Informative Mapping by VESGEN Analysis of Venation Branching Pattern in Plant Leaves Such as Arabidopsis thaliana

2011 
Humans face daunting challenges to successful extra-terrestrial exploration and colonization, including adverse alterations in gravity and radiation. The Earth-determined biology of plants, animals and humans is significantly modified in space environments. One physiological requirement shared by larger plants with humans and animals is a complex, highly branching vascular system. Genetic programs for these vasculatures respond sensitively to alterations in cellular metabolism, immunological status, and other specialized cellular/tissue signals resulting from environmental effects. VESsel GENeration Analysis (VESGEN) software is being developed at NASA Glenn as a mature, userinteractive research computer code for mapping and quantification of the fractal-based complexity of vascular branching. Change in vascular branching pattern provides an informative read-out of alterations in complex regulatory signaling pathways. VESGEN has provided novel insights into the cytokine, transgenic, and therapeutic regulation of pathological and physiological angiogenesis, lymphangiogenesis, and other microvascular remodeling phenomena (Liu et al., 2009; McKay et al., 2008; Parsons-Wingerter et al., 1998, 2000a&b, 2006a&b, 2010).
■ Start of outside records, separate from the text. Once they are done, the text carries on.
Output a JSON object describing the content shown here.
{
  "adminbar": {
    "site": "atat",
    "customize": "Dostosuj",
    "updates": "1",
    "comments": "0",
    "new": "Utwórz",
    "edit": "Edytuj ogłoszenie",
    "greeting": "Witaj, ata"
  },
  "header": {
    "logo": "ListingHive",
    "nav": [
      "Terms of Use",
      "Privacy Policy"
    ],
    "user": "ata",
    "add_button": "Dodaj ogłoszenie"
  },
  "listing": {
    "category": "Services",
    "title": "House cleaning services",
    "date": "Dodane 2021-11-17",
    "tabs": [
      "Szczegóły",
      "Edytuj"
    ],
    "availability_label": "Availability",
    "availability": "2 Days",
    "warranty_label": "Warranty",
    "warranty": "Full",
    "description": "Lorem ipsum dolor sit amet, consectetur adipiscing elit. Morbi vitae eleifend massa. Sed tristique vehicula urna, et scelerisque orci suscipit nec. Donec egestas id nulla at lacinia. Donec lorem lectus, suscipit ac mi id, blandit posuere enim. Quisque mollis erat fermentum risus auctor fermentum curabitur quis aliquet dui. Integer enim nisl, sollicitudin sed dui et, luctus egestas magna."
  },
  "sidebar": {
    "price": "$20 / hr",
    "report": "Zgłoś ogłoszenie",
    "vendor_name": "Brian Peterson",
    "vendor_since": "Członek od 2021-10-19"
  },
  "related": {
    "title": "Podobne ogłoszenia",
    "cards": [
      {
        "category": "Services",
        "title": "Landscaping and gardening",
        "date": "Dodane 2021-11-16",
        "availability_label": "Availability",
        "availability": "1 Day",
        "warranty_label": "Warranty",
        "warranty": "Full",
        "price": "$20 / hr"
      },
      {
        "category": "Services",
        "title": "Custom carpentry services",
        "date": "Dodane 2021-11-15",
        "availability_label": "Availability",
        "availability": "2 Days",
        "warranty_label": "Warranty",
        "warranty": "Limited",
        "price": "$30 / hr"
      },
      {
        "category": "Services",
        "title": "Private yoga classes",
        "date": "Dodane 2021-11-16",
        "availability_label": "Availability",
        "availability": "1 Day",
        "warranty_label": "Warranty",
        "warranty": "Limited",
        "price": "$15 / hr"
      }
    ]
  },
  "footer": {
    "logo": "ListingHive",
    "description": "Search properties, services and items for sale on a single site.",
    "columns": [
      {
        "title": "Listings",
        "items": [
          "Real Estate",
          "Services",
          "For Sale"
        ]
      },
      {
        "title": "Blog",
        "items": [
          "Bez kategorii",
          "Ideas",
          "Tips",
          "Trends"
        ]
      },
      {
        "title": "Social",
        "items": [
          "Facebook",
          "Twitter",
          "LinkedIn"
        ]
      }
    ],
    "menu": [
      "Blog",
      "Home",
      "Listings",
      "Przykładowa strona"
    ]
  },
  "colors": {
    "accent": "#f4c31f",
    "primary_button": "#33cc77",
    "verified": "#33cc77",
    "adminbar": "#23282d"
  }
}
Vascular morphology is mapped and quantified by userspecified selection from the VESGEN Tree, Network and Tree-Network Composite Analysis Options. Innovative applications described in these studies include disease progression from ophthalmic clinical images of the human retina, experimental regulation of vascular remodeling in the mouse retina, avian and mouse coronary vasculature, and other experimental models in vivo reviewed recently by Vickerman et al. (2009).